Puis le TOP 10 des plus grands “account id” et leurs “branche id” attachés ainsi que les exæquos avec la méthode via la fonction ‘ranking’.

manuelo=# explain analyze select aid , bid from (select aid , bid , rank() over (order by bid desc) from pgbench_accounts) as acc where rank <= 10 order by bid desc;
QUERY PLAN
---------------------------------------------------------------------------------------------------------------------------------------------------
Subquery Scan on acc (cost=131057.84..161057.84 rows=333333 width=8) (actual time=2962.088..5939.797 rows=100000 loops=1)
Filter: (acc.rank <= 10)
Rows Removed by Filter: 900000
-> WindowAgg (cost=131057.84..148557.84 rows=1000000 width=16) (actual time=2962.085..5234.609 rows=1000000 loops=1)
-> Sort (cost=131057.84..133557.84 rows=1000000 width=8) (actual time=2816.923..3508.142 rows=1000000 loops=1)
Sort Key: pgbench_accounts.bid DESC
Sort Method: external merge Disk: 17624kB
-> Append (cost=0.00..31400.00 rows=1000000 width=8) (actual time=0.011..2029.690 rows=1000000 loops=1)
-> Seq Scan on pgbench_accounts_1 (cost=0.00..2640.00 rows=100000 width=8) (actual time=0.009..78.495 rows=100000 loops=1)
-> Seq Scan on pgbench_accounts_2 (cost=0.00..2640.00 rows=100000 width=8) (actual time=0.009..77.523 rows=100000 loops=1)
-> Seq Scan on pgbench_accounts_3 (cost=0.00..2640.00 rows=100000 width=8) (actual time=0.008..82.124 rows=100000 loops=1)
-> Seq Scan on pgbench_accounts_4 (cost=0.00..2640.00 rows=100000 width=8) (actual time=0.009..76.659 rows=100000 loops=1)
-> Seq Scan on pgbench_accounts_5 (cost=0.00..2640.00 rows=100000 width=8) (actual time=0.032..82.713 rows=100000 loops=1)
-> Seq Scan on pgbench_accounts_6 (cost=0.00..2640.00 rows=100000 width=8) (actual time=0.006..76.210 rows=100000 loops=1)
-> Seq Scan on pgbench_accounts_7 (cost=0.00..2640.00 rows=100000 width=8) (actual time=0.012..75.231 rows=100000 loops=1)
-> Seq Scan on pgbench_accounts_8 (cost=0.00..2640.00 rows=100000 width=8) (actual time=0.011..74.480 rows=100000 loops=1)
-> Seq Scan on pgbench_accounts_9 (cost=0.00..2640.00 rows=100000 width=8) (actual time=0.010..74.386 rows=100000 loops=1)
-> Seq Scan on pgbench_accounts_10 (cost=0.00..2640.00 rows=100000 width=8) (actual time=0.011..77.242 rows=100000 loops=1)
Planning Time: 0.216 ms
Execution Time: 6006.397 ms
(20 rows)

Les performances sont identiques à la version 12.
Maintenant, utilisons la nouvelle méthode FETCH FIRST WITH TIES pour nous retourner le même résultat de données.

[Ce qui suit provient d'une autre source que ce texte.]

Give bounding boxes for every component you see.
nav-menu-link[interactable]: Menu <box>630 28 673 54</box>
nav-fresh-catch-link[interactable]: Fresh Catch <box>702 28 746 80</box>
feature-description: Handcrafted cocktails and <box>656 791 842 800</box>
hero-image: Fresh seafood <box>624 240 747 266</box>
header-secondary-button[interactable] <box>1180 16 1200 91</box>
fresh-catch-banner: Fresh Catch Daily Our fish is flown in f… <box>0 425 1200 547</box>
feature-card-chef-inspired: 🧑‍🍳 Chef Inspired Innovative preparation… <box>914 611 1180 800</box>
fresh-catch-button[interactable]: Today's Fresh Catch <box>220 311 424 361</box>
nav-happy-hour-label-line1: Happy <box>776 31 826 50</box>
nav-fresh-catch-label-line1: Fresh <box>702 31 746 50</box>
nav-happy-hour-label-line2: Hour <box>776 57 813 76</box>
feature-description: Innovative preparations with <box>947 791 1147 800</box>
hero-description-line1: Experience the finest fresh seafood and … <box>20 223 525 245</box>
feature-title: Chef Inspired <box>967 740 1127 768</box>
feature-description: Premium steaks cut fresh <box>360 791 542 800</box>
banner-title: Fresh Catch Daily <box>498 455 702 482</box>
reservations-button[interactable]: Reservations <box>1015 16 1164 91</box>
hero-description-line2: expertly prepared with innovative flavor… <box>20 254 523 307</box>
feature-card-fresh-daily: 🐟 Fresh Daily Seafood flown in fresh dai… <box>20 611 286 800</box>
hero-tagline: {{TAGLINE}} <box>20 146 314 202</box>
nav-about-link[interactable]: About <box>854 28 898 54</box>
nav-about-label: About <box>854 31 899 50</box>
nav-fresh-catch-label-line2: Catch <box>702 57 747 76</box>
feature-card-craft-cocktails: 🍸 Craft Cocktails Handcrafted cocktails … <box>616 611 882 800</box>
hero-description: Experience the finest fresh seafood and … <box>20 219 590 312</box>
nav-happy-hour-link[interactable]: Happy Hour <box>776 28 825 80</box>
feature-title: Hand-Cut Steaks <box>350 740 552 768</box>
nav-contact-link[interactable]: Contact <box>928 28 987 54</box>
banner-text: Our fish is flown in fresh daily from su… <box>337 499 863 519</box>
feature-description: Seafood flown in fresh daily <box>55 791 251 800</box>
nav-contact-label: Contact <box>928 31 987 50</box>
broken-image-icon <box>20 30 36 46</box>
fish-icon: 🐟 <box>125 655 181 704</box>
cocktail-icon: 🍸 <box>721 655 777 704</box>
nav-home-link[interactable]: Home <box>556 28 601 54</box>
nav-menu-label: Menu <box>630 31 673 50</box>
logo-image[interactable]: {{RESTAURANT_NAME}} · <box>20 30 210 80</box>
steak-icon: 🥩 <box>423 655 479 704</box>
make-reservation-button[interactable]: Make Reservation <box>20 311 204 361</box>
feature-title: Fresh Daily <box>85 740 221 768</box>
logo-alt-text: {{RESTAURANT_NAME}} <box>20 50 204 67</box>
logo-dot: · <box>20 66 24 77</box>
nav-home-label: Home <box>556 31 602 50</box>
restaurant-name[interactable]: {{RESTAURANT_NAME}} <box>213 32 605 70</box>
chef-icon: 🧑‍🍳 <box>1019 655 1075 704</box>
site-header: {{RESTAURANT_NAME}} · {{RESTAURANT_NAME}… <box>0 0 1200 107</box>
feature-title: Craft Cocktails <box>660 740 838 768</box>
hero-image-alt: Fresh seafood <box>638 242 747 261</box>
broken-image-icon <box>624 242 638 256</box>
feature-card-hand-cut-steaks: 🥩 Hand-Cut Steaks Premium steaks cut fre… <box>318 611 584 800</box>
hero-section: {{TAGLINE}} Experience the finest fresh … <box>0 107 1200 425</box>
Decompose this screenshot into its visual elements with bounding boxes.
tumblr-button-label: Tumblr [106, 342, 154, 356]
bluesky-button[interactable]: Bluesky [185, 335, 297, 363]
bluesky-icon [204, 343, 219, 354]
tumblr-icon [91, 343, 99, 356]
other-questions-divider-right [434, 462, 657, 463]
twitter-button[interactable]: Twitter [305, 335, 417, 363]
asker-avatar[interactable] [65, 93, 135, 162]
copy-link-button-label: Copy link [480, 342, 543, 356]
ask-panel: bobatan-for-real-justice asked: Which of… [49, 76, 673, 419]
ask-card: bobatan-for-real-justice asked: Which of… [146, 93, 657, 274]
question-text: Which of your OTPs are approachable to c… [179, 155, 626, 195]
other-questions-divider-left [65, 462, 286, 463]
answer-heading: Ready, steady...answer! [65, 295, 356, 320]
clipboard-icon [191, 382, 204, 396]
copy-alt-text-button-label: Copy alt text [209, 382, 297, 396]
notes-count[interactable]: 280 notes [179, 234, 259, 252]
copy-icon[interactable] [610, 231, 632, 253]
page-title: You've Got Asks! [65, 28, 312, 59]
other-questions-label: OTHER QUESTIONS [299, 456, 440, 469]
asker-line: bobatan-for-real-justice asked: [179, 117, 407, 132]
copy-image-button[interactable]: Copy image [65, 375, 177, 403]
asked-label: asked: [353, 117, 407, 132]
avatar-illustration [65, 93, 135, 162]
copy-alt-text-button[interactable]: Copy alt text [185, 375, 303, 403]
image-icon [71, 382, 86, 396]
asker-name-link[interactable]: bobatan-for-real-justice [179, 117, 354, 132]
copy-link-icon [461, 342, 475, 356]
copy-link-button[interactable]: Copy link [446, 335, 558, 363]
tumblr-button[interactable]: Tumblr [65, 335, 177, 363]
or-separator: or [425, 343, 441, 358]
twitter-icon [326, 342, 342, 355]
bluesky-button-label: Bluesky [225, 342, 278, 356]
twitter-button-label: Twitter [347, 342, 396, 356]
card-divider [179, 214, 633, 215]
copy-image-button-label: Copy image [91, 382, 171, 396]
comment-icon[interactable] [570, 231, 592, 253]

manuelo=# explain analyze select aid , bid from pgbench_accounts order by bid desc fetch first 10 rows with ties;
QUERY PLAN
------------------------------------------------------------------------------------------------------------------------------------------------------------
Limit (cost=34369.82..34370.98 rows=10 width=8) (actual time=2741.817..3067.730 rows=100000 loops=1)
-> Gather Merge (cost=34369.82..131599.60 rows=833340 width=8) (actual time=2741.814..2941.271 rows=100001 loops=1)
Workers Planned: 2
Workers Launched: 2
-> Sort (cost=33369.79..34411.47 rows=416670 width=8) (actual time=2714.034..2736.566 rows=34426 loops=3)
Sort Key: pgbench_accounts.bid DESC
Sort Method: quicksort Memory: 28076kB
Worker 0: Sort Method: quicksort Memory: 27841kB
Worker 1: Sort Method: quicksort Memory: 27824kB
-> Parallel Append (cost=0.00..24365.70 rows=416670 width=8) (actual time=0.010..1973.108 rows=333333 loops=3)
-> Parallel Seq Scan on pgbench_accounts_1 (cost=0.00..2228.24 rows=58824 width=8) (actual time=0.006..254.568 rows=100000 loops=1)
-> Parallel Seq Scan on pgbench_accounts_2 (cost=0.00..2228.24 rows=58824 width=8) (actual time=0.011..208.208 rows=100000 loops=1)
-> Parallel Seq Scan on pgbench_accounts_3 (cost=0.00..2228.24 rows=58824 width=8) (actual time=0.007..207.545 rows=100000 loops=1)
-> Parallel Seq Scan on pgbench_accounts_4 (cost=0.00..2228.24 rows=58824 width=8) (actual time=0.007..207.043 rows=100000 loops=1)
-> Parallel Seq Scan on pgbench_accounts_5 (cost=0.00..2228.24 rows=58824 width=8) (actual time=0.005..229.658 rows=100000 loops=1)
-> Parallel Seq Scan on pgbench_accounts_6 (cost=0.00..2228.24 rows=58824 width=8) (actual time=0.005..163.504 rows=100000 loops=1)
-> Parallel Seq Scan on pgbench_accounts_7 (cost=0.00..2228.24 rows=58824 width=8) (actual time=0.008..80.356 rows=33333 loops=3)
-> Parallel Seq Scan on pgbench_accounts_8 (cost=0.00..2228.24 rows=58824 width=8) (actual time=0.004..273.048 rows=100000 loops=1)
-> Parallel Seq Scan on pgbench_accounts_9 (cost=0.00..2228.24 rows=58824 width=8) (actual time=0.004..173.430 rows=100000 loops=1)
-> Parallel Seq Scan on pgbench_accounts_10 (cost=0.00..2228.24 rows=58824 width=8) (actual time=0.008..162.951 rows=100000 loops=1)
Planning Time: 0.196 ms
Execution Time: 3129.996 ms
(22 rows)

Nous ramenons également 100 000 lignes, mais avec une exécution en 3 secondes pour ce EXPLAIN ANALYZE au lieu des 6 secondes avec le mode ranking.
Sur la version PostgreSQL 12, nous avions même un temps d’exécution d’environ 9 secondes.
De plus, on voit que tous nos tris se font avec 2 workers, et en mémoire — > Sort Method: quicksort Memory: 28076kB

Nous optimisons donc les IO et le temps d’exécution avec cette fonction.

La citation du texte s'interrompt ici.